Anyway, after I had solved the world’s problems, and was feeling a bit drained, Eric suggested I get a Diet Coke, which as you all know always makes me feel better, before he took me back to work. So I got out of the truck and walked by the men who had no doubt witnessed my hysterics. And as I tried to discreetly sneak by one man said,

“Wow girl! You are HOOOOTTTT!”

“Well thank you,” I said brightening up a bit, “You should tell my husband.”

And then I walked into Maverick with my head held a little taller. I filled up my 32oz cup with a giggle and a smile. I squirted in the cherry flavoring with extra pep, and paid the cashier with extra enthusiasm.

This old creepy man telling me I was HOTTTTT had actually made me feel better. When just 10 minutes before, nothing in the world could have consoled me.

I walked out of the Maverick ready to conquer the world, and started to saunter back to the car, then the same man stopped me again as I passed.

“Excuse me sweetie, can I ask you a favor?” He smiled at me, and even if he was creepy it was a fairly charming smile. “Do you have any money?”

I laughed, and then I set down my drink, got out my wallet and handed him a buck or two.

“God Bless, you really are hot.” Was his thanks.

I walked back to the truck and got in. Still smiling.

That compliment was totally worth the money.

So if you are looking to earn an extra few, you know what to do.

Comments

  1. AOBrien:

    hmm I wonder is this would work in NYC?????

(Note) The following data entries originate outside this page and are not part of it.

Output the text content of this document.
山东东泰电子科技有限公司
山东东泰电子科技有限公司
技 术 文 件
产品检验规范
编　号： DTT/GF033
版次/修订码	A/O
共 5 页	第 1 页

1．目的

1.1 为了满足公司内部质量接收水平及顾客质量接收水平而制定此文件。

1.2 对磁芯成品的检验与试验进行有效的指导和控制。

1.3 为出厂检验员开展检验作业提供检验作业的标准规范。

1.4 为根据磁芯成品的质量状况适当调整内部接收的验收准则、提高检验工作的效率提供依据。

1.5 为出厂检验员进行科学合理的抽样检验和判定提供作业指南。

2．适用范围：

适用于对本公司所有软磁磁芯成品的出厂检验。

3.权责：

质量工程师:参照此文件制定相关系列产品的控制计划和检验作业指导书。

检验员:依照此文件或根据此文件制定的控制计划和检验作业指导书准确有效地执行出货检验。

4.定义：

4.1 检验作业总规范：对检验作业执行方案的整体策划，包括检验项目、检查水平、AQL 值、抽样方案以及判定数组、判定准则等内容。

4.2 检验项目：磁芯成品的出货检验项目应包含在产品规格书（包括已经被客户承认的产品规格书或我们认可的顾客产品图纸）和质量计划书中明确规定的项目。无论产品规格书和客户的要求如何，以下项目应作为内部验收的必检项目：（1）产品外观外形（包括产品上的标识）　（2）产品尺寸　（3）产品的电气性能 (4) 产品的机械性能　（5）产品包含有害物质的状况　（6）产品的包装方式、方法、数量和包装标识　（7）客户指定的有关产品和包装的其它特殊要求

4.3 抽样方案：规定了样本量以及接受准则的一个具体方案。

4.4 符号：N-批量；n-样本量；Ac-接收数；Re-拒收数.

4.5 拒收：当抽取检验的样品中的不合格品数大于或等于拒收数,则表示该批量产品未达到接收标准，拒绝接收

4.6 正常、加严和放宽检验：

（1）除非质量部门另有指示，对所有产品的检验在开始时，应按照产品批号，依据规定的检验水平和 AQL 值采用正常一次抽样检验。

  2. fraggLe+monkEy+shysteR:

    maybe you could send that old man my way.

  3. kimmy girl:

    move to new york. no joke, it happens EVERY day. and everytime, it makes me smile.
    xoxo

  4. Shannon C.:

    Totally worth it.

  5. Josh:

    I find that midnight on a work night…after drifting off to sleep is the most common time for the “we gotta talk now” conversation. LOL…I love how honestly you capture these kinda moments. It’s cool you can kinda see the other side of what guys go through when these talks come up.

  6. Matt and Jennae Porter:

    I’ve never felt so hot as the time I went down to Tijuana and every Mexican guy there whistles and calls me “Barbie” as I walk down the street. Now I fully realize it was just because they wanted me to come spend $10 on some crappy knock-off sunglasses, but it felt good. Darn good.

  7. The Daily Kirk:

    I want to know what the crisis was. Were you upset about the government’s possible involvement in 911? Or perhaps at the number of children being raised in sub standard foster care? Quickly diminishing national resources or the slow strangulation of the American Middle Class? Were you sad about Ska going out of fashion or Guns and Roses next album never being released? Disease? Famine? The decline of Britney Spears and our shared culpability in said decline? WHAT?!?